Le donne costituiscono il:
– 44 per cento delle forze di lavoro;
– 36 per cento dei supervisori e dei quadri;
– 25 per cento degli alti dirigenti e direttori esecutivi;
– 20 per cento dei membri del consiglio di amministrazione;
– 6 per cento degli amministratori delegati.
Nella situazione attuale la sottorappresentazione del genere femminile nel business non sarebbe dovuta alla sua carenza di capacità o di motivazione, bensì alla sua scarsa determinazione nel denunciare la scarsa professionalità dell’altra metà del cielo. Infatti, quando i maschi vengono selezionati e proposti per le mansioni di top management, alcuni tratti che dovrebbero accendere semafori gialli perché predittivi di potenziali fallimenti (l’overconfidence nelle loro potenzialità, l’autostima egoriferita narcisistica, la pervicacia nel voler raggiungere a tutti i costi gli obiettivi oppure l’indole al comando autoritario) vengono scambiati per doti straordinariamente positive.
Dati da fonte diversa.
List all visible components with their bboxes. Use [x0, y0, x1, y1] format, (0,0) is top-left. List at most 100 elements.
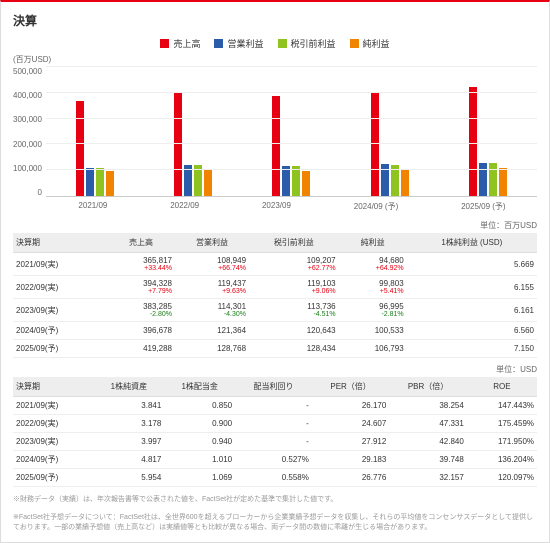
table1-unit: 単位：百万USD [13, 220, 537, 231]
value-cell: 26.776 [312, 469, 389, 487]
footnote: ※FactSet社予想データについて：FactSet社は、全世界600を超えるブ… [13, 513, 537, 533]
period-cell: 2023/09(実) [13, 433, 93, 451]
bar [282, 166, 290, 196]
bar [272, 96, 280, 196]
bar [302, 171, 310, 196]
table-row: 2021/09(実)365,817+33.44%108,949+66.74%10… [13, 253, 537, 276]
period-cell: 2021/09(実) [13, 253, 107, 276]
table-row: 2023/09(実)383,285-2.80%114,301-4.30%113,… [13, 299, 537, 322]
table2-unit: 単位：USD [13, 364, 537, 375]
value-cell: 6.560 [407, 322, 537, 340]
value-cell: 396,678 [107, 322, 175, 340]
legend-item: 純利益 [350, 37, 390, 50]
col-header: PBR（倍） [389, 377, 466, 397]
period-cell: 2023/09(実) [13, 299, 107, 322]
period-cell: 2024/09(予) [13, 322, 107, 340]
col-header: 決算期 [13, 233, 107, 253]
value-cell: 365,817+33.44% [107, 253, 175, 276]
value-cell: 3.997 [93, 433, 164, 451]
table-row: 2024/09(予)4.8171.0100.527%29.18339.74813… [13, 451, 537, 469]
value-cell: 47.331 [389, 415, 466, 433]
value-cell: 3.841 [93, 397, 164, 415]
value-cell: 96,995-2.81% [339, 299, 407, 322]
legend-item: 税引前利益 [278, 37, 336, 50]
table2-body: 2021/09(実)3.8410.850-26.17038.254147.443… [13, 397, 537, 487]
bar [76, 101, 84, 196]
value-cell: 128,768 [175, 340, 249, 358]
table1-body: 2021/09(実)365,817+33.44%108,949+66.74%10… [13, 253, 537, 358]
footnote: ※財務データ（実績）は、年次報告書等で公表された値を、FactSet社が定めた基… [13, 495, 537, 505]
bar-group [76, 101, 114, 196]
swatch-icon [278, 39, 287, 48]
table-row: 2025/09(予)5.9541.0690.558%26.77632.15712… [13, 469, 537, 487]
col-header: 税引前利益 [249, 233, 339, 253]
value-cell: 7.150 [407, 340, 537, 358]
bar [86, 168, 94, 196]
legend-label: 営業利益 [227, 37, 263, 50]
value-cell: 5.669 [407, 253, 537, 276]
value-cell: 27.912 [312, 433, 389, 451]
bar-group [469, 87, 507, 196]
table-row: 2021/09(実)3.8410.850-26.17038.254147.443… [13, 397, 537, 415]
value-cell: 113,736-4.51% [249, 299, 339, 322]
col-header: 1株配当金 [164, 377, 235, 397]
legend-label: 純利益 [363, 37, 390, 50]
section-title: 決算 [13, 12, 537, 29]
bar [204, 170, 212, 196]
legend-label: 税引前利益 [291, 37, 336, 50]
value-cell: 0.940 [164, 433, 235, 451]
value-cell: 4.817 [93, 451, 164, 469]
period-cell: 2025/09(予) [13, 340, 107, 358]
x-tick: 2024/09 (予) [354, 201, 398, 212]
value-cell: 119,437+9.63% [175, 276, 249, 299]
col-header: 配当利回り [235, 377, 312, 397]
value-cell: 1.069 [164, 469, 235, 487]
table-row: 2023/09(実)3.9970.940-27.91242.840171.950… [13, 433, 537, 451]
value-cell: 5.954 [93, 469, 164, 487]
bar-groups [46, 67, 537, 196]
table-row: 2022/09(実)3.1780.900-24.60747.331175.459… [13, 415, 537, 433]
value-cell: 109,207+62.77% [249, 253, 339, 276]
value-cell: 26.170 [312, 397, 389, 415]
bar-group [371, 93, 409, 196]
y-axis: 500,000400,000300,000200,000100,0000 [13, 67, 46, 197]
col-header: 1株純利益 (USD) [407, 233, 537, 253]
value-cell: 128,434 [249, 340, 339, 358]
bar [469, 87, 477, 196]
bar [499, 168, 507, 196]
period-cell: 2025/09(予) [13, 469, 93, 487]
bar [479, 163, 487, 196]
y-axis-label: (百万USD) [13, 54, 537, 65]
value-cell: 0.527% [235, 451, 312, 469]
bar [174, 93, 182, 196]
bar [489, 163, 497, 196]
value-cell: 0.900 [164, 415, 235, 433]
col-header: 純利益 [339, 233, 407, 253]
value-cell: 120.097% [467, 469, 537, 487]
value-cell: 114,301-4.30% [175, 299, 249, 322]
value-cell: 6.155 [407, 276, 537, 299]
swatch-icon [350, 39, 359, 48]
value-cell: 3.178 [93, 415, 164, 433]
bar [106, 171, 114, 196]
x-tick: 2023/09 [262, 201, 291, 212]
value-cell: - [235, 433, 312, 451]
legend-item: 売上高 [160, 37, 200, 50]
value-cell: 108,949+66.74% [175, 253, 249, 276]
x-tick: 2022/09 [170, 201, 199, 212]
col-header: 売上高 [107, 233, 175, 253]
table-row: 2024/09(予)396,678121,364120,643100,5336.… [13, 322, 537, 340]
col-header: PER（倍） [312, 377, 389, 397]
ratios-table: 決算期1株純資産1株配当金配当利回りPER（倍）PBR（倍）ROE 2021/0… [13, 377, 537, 487]
col-header: 1株純資産 [93, 377, 164, 397]
value-cell: 99,803+5.41% [339, 276, 407, 299]
value-cell: - [235, 415, 312, 433]
value-cell: 175.459% [467, 415, 537, 433]
bar-group [174, 93, 212, 196]
table-row: 2025/09(予)419,288128,768128,434106,7937.… [13, 340, 537, 358]
value-cell: 39.748 [389, 451, 466, 469]
period-cell: 2024/09(予) [13, 451, 93, 469]
x-tick: 2021/09 [78, 201, 107, 212]
value-cell: 0.850 [164, 397, 235, 415]
value-cell: - [235, 397, 312, 415]
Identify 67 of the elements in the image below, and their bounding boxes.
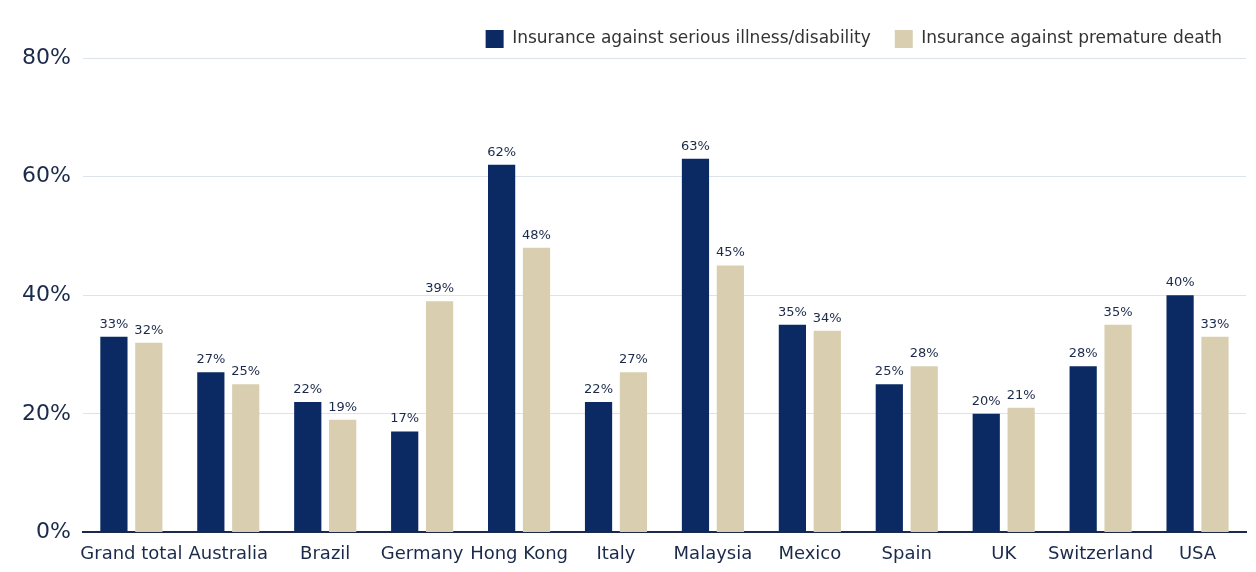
bar	[197, 372, 225, 532]
x-tick-label: USA	[1178, 541, 1217, 563]
bar	[813, 330, 841, 532]
legend-label: Insurance against serious illness/disability	[512, 27, 871, 48]
data-label: 27%	[196, 351, 226, 367]
data-label: 25%	[874, 363, 904, 379]
x-tick-label: Australia	[188, 541, 269, 563]
data-label: 45%	[715, 244, 745, 260]
y-tick-label: 80%	[21, 43, 71, 69]
bar	[778, 324, 806, 532]
bar	[294, 401, 322, 532]
bar	[100, 336, 128, 532]
bar	[681, 158, 710, 532]
data-label: 34%	[812, 309, 842, 325]
legend-label: Insurance against premature death	[921, 27, 1223, 48]
data-label: 20%	[971, 392, 1001, 408]
bar	[619, 372, 648, 532]
y-tick-label: 0%	[35, 518, 71, 544]
bar	[522, 247, 551, 532]
data-label: 33%	[1200, 315, 1230, 331]
bar	[875, 384, 903, 532]
bar	[584, 401, 613, 532]
x-tick-label: Mexico	[778, 541, 842, 563]
bar	[1007, 407, 1035, 532]
data-label: 35%	[777, 303, 807, 319]
bar	[329, 419, 357, 532]
bar	[716, 265, 744, 532]
bar	[972, 413, 1000, 532]
x-tick-label: Malaysia	[673, 541, 753, 563]
bar	[425, 301, 454, 532]
data-label: 27%	[618, 351, 648, 367]
x-tick-label: Spain	[881, 541, 932, 563]
data-label: 22%	[293, 380, 323, 396]
bar	[488, 164, 516, 532]
x-tick-label: Switzerland	[1048, 541, 1154, 563]
data-label: 17%	[390, 410, 420, 426]
data-label: 32%	[134, 321, 164, 337]
data-label: 62%	[487, 143, 517, 159]
bar	[1166, 295, 1194, 532]
data-label: 48%	[522, 226, 551, 242]
x-tick-label: Italy	[596, 541, 636, 563]
data-label: 19%	[328, 398, 358, 414]
data-label: 40%	[1165, 274, 1195, 290]
bar	[391, 431, 419, 532]
data-label: 28%	[909, 345, 939, 361]
x-tick-label: Brazil	[300, 541, 351, 563]
data-label: 21%	[1006, 386, 1036, 402]
x-tick-label: UK	[991, 541, 1018, 563]
data-label: 33%	[99, 315, 129, 331]
bar	[910, 366, 938, 532]
x-tick-label: Grand total	[80, 541, 183, 563]
data-label: 25%	[231, 363, 261, 379]
bar	[1104, 324, 1132, 532]
data-label: 63%	[681, 137, 710, 153]
bar	[135, 342, 163, 532]
data-label: 39%	[425, 280, 455, 296]
y-tick-label: 40%	[21, 280, 71, 306]
bar	[232, 384, 260, 532]
y-tick-label: 60%	[21, 162, 71, 188]
bar	[1069, 366, 1097, 532]
x-tick-label: Hong Kong	[470, 541, 568, 563]
data-label: 22%	[584, 380, 613, 396]
bar	[1201, 336, 1229, 532]
x-tick-label: Germany	[380, 541, 464, 563]
y-tick-label: 20%	[21, 399, 71, 425]
data-label: 28%	[1068, 345, 1098, 361]
data-label: 35%	[1103, 303, 1133, 319]
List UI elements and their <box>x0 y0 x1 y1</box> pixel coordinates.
E spesso condensate nella parola magica carisma, ormai così spuntata da non comprendere più alcun significato preciso.
Il risultato di tutto ciò è che negli affari (ma nella politica non si è molto distanti) il machismo è diventato l’ingrediente per l’«uomo solo al comando», che tanto piace alla gente perché offre aspettative di chiarezza di guida, quanto poco poi funziona per lo spirito di gruppo e la coesione collettiva. E poiché questi capi sono più frequentemente maschi che femmine, la vulgata prescrive in modo stereotipato comportamenti mascolini nelle dinamiche decisionali, negoziali e di comunicazione.